Some United States senators are ramping up the anti-crypto rhetoric again, urging federal agencies to take action against the illicit use of digital assets.
Senator Maggie Hassan is the latest to raise concerns about the use of cryptocurrency as a means of payment for ransomware attacks.
The Senate Homeland Security and Governmental Affairs Committee member sent a letter on Thursday to several agencies, including the Justice Department, the Department of Homeland Security, the Internal Revenue Service, the Securities and Exchange Commission, and the Treasury Department’s Financial Crimes Enforcement Network.
In it, she aired her concerns, citing a recent case in her home state of New Hampshire where $2.3 million was stolen in a cyberattack in the town of Peterborough before being converted into cryptocurrency.
“The anonymity provided by cryptocurrency has helped facilitate its use by criminals in a myriad of ways. These uses include drug sales over the dark web, payments for ransomware attacks, tax evasion, financing for terrorism and organized crime, money laundering, and more.”
She outlined the difference between centralized exchanges with Know Your Customer requirements and decentralized exchanges and over-the-counter desks without such requirements, adding that more KYC enforcement was needed.

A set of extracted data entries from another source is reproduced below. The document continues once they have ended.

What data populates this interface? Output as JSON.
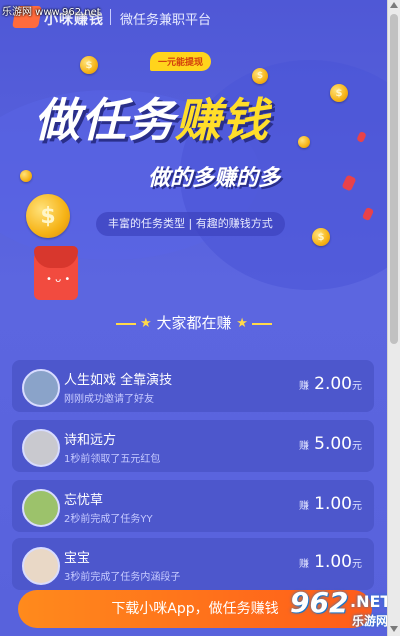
{
  "watermark": {
    "site": "乐游网 www.962.net",
    "logo_number": "962",
    "logo_domain": ".NET",
    "logo_cn": "乐游网"
  },
  "header": {
    "brand": "小咪赚钱",
    "platform": "微任务兼职平台"
  },
  "hero": {
    "badge": "一元能提现",
    "title_a": "做任务",
    "title_b": "赚钱",
    "subtitle": "做的多赚的多",
    "tagline": "丰富的任务类型 | 有趣的赚钱方式"
  },
  "section_title": "大家都在赚",
  "feed": [
    {
      "name": "人生如戏 全靠演技",
      "activity": "刚刚成功邀请了好友",
      "prefix": "赚",
      "amount": "2.00",
      "unit": "元",
      "avatar_color": "#8aa3c9"
    },
    {
      "name": "诗和远方",
      "activity": "1秒前领取了五元红包",
      "prefix": "赚",
      "amount": "5.00",
      "unit": "元",
      "avatar_color": "#c9c9cf"
    },
    {
      "name": "忘忧草",
      "activity": "2秒前完成了任务YY",
      "prefix": "赚",
      "amount": "1.00",
      "unit": "元",
      "avatar_color": "#9cc26b"
    },
    {
      "name": "宝宝",
      "activity": "3秒前完成了任务内涵段子",
      "prefix": "赚",
      "amount": "1.00",
      "unit": "元",
      "avatar_color": "#e9d8c6"
    }
  ],
  "download_button": "下载小咪App，做任务赚钱",
  "colors": {
    "background": "#5a63d8",
    "accent": "#ffde2a",
    "button": "#ff6a1a"
  }
}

Hassan asked a number of questions about what action agencies were taking to curb the illicit use of cryptocurrencies for ransomware.
Hassan is a member of the Senate Finance Committee alongside Senator Elizabeth Warren, who labeled crypto the “new shadow bank” earlier this month. The committee has jurisdiction over matters relating to taxation and revenues, trade agreements, and tariffs.
Related: Don’t blame crypto for ransomware
Lawmakers on both sides of the aisle have been presenting their arguments for and against cryptocurrencies as regulatory pressure mounts in the United States.
In an interview with Reason Magazine earlier this month, Senator Cynthia Lummis said that her vision was to create a regulatory and statutory framework, adding:
“We want to make sure that Bitcoin, stablecoins, tokens can innovate and that the U.S. dollar can innovate as well and become a digital currency. So there’s going to be formats that people can use that are much more user-friendly than our more old-fashioned forms of currency.”
In early August, senators Ron Wyden, Lummis and Pat Toomey proposed an amendment to the controversial infrastructure bill seeking clearer terminology around the crypto tax provisions to ensure it would not stifle innovation.
However, the bill passed the Senate on Aug. 10, with the language broadly classifying most actors as crypto brokers remaining unchanged. This means that software firms, network validators, stakers and miners may be subject to third-party tax reporting requirements if the bipartisan infrastructure bill passes a final vote on Sept. 27 as scheduled by House Speaker Nancy Pelosi.